Short‐term N 2 O, CO 2 , NH 3 fluxes, and N/C transfers in a Danish grass‐clover pasture after simulated urine deposition in autumn

Abstract Urine patches are significant hot‐spots of C and N transformations. To investigate the effects of urine composition on C and N turnover and gaseous emissions from a Danish pasture soil, a field plot study was carried out in September 2001. Cattle urine was amended with two levels of 13 C‐ and 15 N‐labeled urea, corresponding to 5.58 and 9.54 g urea‐N l –1 , to reflect two levels of protein intake. Urine was then added to a sandy‐loam pasture soil equivalent to a rate of 23.3 or 39.8 g urea‐N m –2 . Pools and isotopic labeling of nitrous oxide (N 2 O) and CO 2 emissions, extractable urea, ammonium (NH 4 + ), and nitrate (NO 3 – ), and plant uptake were monitored during a 14 d period, while ammonia (NH 3 ) losses were estimated in separate plots amended with unlabeled urine.
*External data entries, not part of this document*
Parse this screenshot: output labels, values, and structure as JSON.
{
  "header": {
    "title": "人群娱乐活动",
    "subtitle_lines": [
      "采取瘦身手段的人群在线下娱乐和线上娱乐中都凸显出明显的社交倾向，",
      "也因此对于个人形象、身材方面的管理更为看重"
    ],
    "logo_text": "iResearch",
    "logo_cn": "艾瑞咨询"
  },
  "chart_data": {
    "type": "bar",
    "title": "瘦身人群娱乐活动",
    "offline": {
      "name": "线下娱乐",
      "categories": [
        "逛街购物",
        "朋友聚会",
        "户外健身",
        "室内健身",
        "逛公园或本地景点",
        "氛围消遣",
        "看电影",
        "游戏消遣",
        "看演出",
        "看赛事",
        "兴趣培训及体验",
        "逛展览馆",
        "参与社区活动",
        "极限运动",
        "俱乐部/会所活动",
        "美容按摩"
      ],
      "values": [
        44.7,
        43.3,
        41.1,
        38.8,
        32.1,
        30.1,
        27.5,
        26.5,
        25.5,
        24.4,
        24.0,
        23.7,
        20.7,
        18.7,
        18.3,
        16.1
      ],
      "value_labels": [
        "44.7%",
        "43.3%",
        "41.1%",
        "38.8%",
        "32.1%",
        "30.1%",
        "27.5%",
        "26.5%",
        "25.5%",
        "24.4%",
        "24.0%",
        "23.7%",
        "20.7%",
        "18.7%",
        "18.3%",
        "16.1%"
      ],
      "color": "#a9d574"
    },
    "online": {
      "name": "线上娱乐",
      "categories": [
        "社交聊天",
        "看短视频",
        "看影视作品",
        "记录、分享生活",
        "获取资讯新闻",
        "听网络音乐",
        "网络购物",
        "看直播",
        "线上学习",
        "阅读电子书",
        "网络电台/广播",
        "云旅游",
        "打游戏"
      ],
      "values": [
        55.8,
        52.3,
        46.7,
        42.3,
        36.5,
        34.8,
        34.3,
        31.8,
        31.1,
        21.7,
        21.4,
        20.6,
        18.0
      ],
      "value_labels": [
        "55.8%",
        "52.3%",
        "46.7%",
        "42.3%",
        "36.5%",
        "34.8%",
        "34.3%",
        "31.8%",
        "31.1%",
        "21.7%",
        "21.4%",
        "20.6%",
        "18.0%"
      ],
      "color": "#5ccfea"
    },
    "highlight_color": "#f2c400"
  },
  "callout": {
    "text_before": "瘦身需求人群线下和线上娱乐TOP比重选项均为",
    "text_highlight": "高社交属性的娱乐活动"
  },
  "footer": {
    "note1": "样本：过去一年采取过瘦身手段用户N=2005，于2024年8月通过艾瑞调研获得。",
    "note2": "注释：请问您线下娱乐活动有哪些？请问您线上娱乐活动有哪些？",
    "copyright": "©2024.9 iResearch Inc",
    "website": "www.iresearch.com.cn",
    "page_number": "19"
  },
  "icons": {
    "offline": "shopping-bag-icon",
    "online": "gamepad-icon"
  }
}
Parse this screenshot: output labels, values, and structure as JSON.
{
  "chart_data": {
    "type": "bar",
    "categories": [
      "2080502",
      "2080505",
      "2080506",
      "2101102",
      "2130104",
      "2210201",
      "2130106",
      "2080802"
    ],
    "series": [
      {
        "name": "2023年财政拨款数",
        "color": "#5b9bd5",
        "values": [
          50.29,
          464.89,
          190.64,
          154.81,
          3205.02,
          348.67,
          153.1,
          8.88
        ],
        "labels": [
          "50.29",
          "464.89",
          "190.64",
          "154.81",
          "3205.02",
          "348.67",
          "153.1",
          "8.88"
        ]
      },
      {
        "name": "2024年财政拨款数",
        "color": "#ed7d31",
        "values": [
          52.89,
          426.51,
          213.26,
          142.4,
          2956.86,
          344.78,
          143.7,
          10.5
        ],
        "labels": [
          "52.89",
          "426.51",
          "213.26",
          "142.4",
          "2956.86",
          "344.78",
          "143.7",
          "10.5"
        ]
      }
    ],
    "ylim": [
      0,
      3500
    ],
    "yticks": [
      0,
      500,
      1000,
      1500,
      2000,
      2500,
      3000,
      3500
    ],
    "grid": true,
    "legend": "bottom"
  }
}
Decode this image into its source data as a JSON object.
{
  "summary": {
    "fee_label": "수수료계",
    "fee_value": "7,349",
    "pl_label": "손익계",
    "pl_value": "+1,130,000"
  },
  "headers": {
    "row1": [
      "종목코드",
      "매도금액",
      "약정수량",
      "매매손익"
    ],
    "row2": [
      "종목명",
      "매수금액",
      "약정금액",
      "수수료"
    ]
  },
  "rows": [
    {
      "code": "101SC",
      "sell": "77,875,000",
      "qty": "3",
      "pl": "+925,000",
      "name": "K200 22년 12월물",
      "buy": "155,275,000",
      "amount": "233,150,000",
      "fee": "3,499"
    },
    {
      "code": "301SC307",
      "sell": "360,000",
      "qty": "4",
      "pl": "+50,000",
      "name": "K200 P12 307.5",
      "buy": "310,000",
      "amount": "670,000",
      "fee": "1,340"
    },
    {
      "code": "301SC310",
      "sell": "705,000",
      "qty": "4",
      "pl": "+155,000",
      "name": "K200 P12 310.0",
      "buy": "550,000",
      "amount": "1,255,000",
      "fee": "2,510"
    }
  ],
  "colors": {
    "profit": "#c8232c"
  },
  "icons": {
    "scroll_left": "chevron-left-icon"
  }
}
Ammonia volatilization was estimated to account for 14% and 12% of the urea‐N applied in the low ( UL ) and high ( UH ) urea treatment, respectively. The recovery of urea‐derived N as NH 4 + increased during the first several days, but isotopic dilution was significant, possibly as a result of stress‐induced microbial metabolism. After a 2 d lag phase, nitrification proceeded at similar rates in UL and UH despite a significant difference in NH 4 + availability. Nitrous oxide fluxes were low, but generally increased during the 14 d period, as did the proportion derived from urea‐N. On day 14, the contribution from urea was 23% ( UL ) and 13% ( UH treatment), respectively. Cumulative total losses of N 2 O during the 14 d period corresponded to 0.021% ( UL ) and 0.015% ( UH ) of applied urea‐N. Nitrification was probably the source of N 2 O. Emission of urea‐derived C as CO 2 was only detectable within the first 24 h. Urea‐derived C and N in above‐ground plant material was only significant at the first sampling, indicating that uptake of urine‐C and N via the leaves was small. Urine composition did not influence the potential for N 2 O emissions from urine patches under the experimental conditions, but the importance of site conditions and season should be investigated further.